From the engine that keeps the refrigerator running to the high-voltage supply powering an x-ray machine, electricity supports many essential functions of human life today. It fuels (pun intended) human development, catalyzes economic growth, enables scientific and technological advancements, and more.

However, electricity production and consumption are also major drivers of global greenhouse gas emissions. In 2023, emissions associated with global energy use reached 37.4 billion tonnes, a fifth of which is consumed as electricity. That is equivalent to the annual emissions of more than 2,000 coal-fired power plants.

Because electricity is so integral to daily life, and demand for it will only continue to grow, it is critically important that we obtain it from renewable energy sources.

The Impacts of Renewable Energy Are Broad and Large-Scale

A shift to renewable energy sources can have wide-ranging impacts, the most obvious one being the provision of clean, low emissions electricity. This is also the most scalable impact. A change to renewable energy sources can be undertaken, by an entire company, if not entire sectors and regions, and therefore has the potential to result in large-scale decarbonization, possibly of an entire power grid.

Renewable energy sources are also reliable. If coupled with suitable storage systems, renewable energy sources can provide electricity even during downtime (e.g., dispatch of stored solar energy at night).

Beyond that, renewable energy can provide electricity to people in underprivileged areas because it does not rely on fossil fuels. In these areas, having access to electricity also enables people to invest in new income-generating opportunities, from incubating eggs to operating sewing machines.

Overall, renewable energy creates a great deal of employment opportunities per MW installed and has a ripple effect across entire economies as it generates jobs across a broad value chain. For example, the development of a renewable energy plant creates additional jobs in construction, transport, and maintenance during installation and operation. Likewise, rural electrification via renewable energy not only boosts productivity in agriculture and small businesses, but also reduces fuel import bills, freeing up capital for other development sectors.

In short, a shift to renewable energy creates a win-win situation. It supports global climate goals and contributes to sustainable development while also providing livelihoods for local communities and enhancing their overall well-being.

Carbon Markets and Renewable Energy: It’s (a Bit) Complicated

When renewable energy options first emerged, carbon markets provided an important way of channeling finance to such projects. Data reports show that since 2010, about a third of all carbon credits issued come from renewable energy projects.

Over time, renewable energy became one of the main sources for grid-supplied electricity growth in some countries. As a result, renewable energy projects in these regions no longer depended on carbon finance and therefore no longer met the additionality requirement that is a well-established component of most/all greenhouse gas (GHG) crediting programs.

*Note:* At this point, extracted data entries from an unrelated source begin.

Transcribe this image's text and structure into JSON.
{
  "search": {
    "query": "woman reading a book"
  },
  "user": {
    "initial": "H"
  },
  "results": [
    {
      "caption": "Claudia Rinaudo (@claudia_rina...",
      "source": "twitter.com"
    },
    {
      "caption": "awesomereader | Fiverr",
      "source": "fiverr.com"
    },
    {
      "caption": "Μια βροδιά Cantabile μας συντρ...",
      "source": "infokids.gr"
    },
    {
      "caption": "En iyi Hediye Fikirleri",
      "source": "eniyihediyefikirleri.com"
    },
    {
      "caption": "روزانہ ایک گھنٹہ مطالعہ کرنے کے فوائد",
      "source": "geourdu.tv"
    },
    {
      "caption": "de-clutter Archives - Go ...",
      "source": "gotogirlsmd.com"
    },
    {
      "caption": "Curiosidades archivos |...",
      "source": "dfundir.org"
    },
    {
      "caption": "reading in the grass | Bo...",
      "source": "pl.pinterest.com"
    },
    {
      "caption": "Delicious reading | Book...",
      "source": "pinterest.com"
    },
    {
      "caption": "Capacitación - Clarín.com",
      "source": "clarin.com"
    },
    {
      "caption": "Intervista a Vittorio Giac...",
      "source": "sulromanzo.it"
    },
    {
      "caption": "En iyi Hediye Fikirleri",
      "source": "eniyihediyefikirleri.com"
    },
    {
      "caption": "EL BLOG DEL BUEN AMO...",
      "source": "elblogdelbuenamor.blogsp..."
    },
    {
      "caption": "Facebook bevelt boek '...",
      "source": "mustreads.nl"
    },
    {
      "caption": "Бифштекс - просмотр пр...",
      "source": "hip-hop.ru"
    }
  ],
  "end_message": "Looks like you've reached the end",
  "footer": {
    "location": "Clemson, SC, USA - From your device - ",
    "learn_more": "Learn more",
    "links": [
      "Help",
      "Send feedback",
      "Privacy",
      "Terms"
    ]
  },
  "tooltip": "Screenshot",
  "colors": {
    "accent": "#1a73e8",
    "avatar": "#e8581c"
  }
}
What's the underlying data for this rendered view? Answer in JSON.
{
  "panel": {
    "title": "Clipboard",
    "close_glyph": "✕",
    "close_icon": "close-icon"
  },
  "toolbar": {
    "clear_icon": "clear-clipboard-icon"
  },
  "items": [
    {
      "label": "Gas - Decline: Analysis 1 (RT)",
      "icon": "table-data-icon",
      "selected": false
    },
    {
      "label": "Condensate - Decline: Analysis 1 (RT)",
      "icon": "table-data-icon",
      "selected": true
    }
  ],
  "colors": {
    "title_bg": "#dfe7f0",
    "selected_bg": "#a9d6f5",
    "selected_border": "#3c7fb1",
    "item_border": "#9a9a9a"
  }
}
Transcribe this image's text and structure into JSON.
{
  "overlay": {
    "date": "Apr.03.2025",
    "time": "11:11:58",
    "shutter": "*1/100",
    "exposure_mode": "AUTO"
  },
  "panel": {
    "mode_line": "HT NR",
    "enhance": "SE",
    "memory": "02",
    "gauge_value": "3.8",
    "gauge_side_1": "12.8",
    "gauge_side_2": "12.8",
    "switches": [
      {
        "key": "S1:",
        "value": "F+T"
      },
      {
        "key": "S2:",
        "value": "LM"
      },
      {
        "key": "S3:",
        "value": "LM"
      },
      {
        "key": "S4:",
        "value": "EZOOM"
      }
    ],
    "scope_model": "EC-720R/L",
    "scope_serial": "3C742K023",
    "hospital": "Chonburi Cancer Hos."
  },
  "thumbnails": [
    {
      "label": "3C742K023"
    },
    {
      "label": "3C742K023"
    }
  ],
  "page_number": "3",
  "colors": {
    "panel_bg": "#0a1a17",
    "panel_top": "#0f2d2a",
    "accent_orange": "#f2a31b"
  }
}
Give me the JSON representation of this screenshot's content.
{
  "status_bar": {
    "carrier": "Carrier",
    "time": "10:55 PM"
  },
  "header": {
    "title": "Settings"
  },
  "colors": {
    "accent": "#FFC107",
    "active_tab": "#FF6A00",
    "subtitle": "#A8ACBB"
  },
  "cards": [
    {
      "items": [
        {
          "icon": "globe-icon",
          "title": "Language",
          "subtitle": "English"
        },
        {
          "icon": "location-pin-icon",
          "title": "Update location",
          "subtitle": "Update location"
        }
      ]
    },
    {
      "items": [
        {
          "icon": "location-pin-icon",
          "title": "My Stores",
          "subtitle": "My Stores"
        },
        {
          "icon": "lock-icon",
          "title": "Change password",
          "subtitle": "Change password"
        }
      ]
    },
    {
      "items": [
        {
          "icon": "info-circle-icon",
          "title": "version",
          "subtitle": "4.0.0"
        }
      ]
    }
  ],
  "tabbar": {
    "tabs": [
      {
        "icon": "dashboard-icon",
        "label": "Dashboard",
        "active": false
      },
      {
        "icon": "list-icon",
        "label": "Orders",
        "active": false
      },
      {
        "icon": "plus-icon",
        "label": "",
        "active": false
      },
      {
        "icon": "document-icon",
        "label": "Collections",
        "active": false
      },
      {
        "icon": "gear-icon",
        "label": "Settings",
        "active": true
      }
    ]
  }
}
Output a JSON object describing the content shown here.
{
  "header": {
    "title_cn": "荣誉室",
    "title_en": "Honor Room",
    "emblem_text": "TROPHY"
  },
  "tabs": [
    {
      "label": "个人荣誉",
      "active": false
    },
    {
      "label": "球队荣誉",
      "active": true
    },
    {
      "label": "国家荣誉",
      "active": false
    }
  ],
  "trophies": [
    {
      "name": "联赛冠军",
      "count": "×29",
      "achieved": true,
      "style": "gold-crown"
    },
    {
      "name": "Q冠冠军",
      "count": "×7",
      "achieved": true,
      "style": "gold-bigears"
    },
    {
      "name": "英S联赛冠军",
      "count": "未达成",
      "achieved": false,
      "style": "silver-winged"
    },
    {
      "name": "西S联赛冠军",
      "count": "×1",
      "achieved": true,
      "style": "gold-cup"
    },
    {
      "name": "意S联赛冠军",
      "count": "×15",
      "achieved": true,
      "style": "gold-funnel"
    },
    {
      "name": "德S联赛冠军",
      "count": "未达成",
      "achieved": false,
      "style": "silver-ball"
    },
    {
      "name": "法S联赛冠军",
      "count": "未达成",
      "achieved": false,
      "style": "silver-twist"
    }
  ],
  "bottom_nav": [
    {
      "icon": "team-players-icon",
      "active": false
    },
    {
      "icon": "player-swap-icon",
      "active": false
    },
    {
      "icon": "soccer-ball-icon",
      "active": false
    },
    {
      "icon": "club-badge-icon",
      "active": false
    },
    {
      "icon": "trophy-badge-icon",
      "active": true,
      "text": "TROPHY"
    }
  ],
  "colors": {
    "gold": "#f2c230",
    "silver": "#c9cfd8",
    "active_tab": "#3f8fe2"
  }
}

As a result, Verra decided to limit the eligibility of renewable energy projects in the Verified Carbon Standard (VCS) Program when it launched an updated version of the program in 2019. Under version 4, only grid-connected renewable energy projects in least developed countries (LDCs) were permitted to register with the program.

However, the ubiquitous global uptake of renewable energy did not materialize. While some countries saw huge growth, some have not, and to this date many regions remain massively underserved with a supply of clean energy, which is detrimental to their decarbonization objectives—and to global climate goals as well.

When We Know Better, We Do Better

Because Verra is committed to advancing critically needed climate action in support of global climate goals, we are now considering an expanded scope of eligibility for renewable energy projects. Proposed updates to ACM0002 Grid-connected electricity generation from renewable sources, v22.0 (external), along with an update to the relevant VCS rules, would expand the eligibility of grid-connected renewable energy projects in the VCS Program to low-, lower-middle-, and upper-middle income countries.

Every renewable energy project in these regions that applies for registration in the VCS Program would still undergo Verra’s comprehensive review process and be required to demonstrate that it meets the program’s stringent additionality requirements.

Rigorous reviews by independent third-party validation/verification bodies (VVBs) ensure that projects meet these requirements. All internal review processes are underpinned by strengthened and expanded capacity and enhanced monitoring of VVBs.

Verra has also recently revised the additionality tools and electricity quantification tool that projects will need to use in conjunction with ACM0002 with the intent of aligning with the Integrity Council for the Voluntary Carbon Market’s (ICVCM) position on renewable energy (external) and Core Carbon Principles. Verra plans to submit the revised methodology to the ICVCM for its assessment.

The guardrails are in place for the scaling up renewable energy projects that are critically needed for advancing climate action – and that can change the lives of people around the world.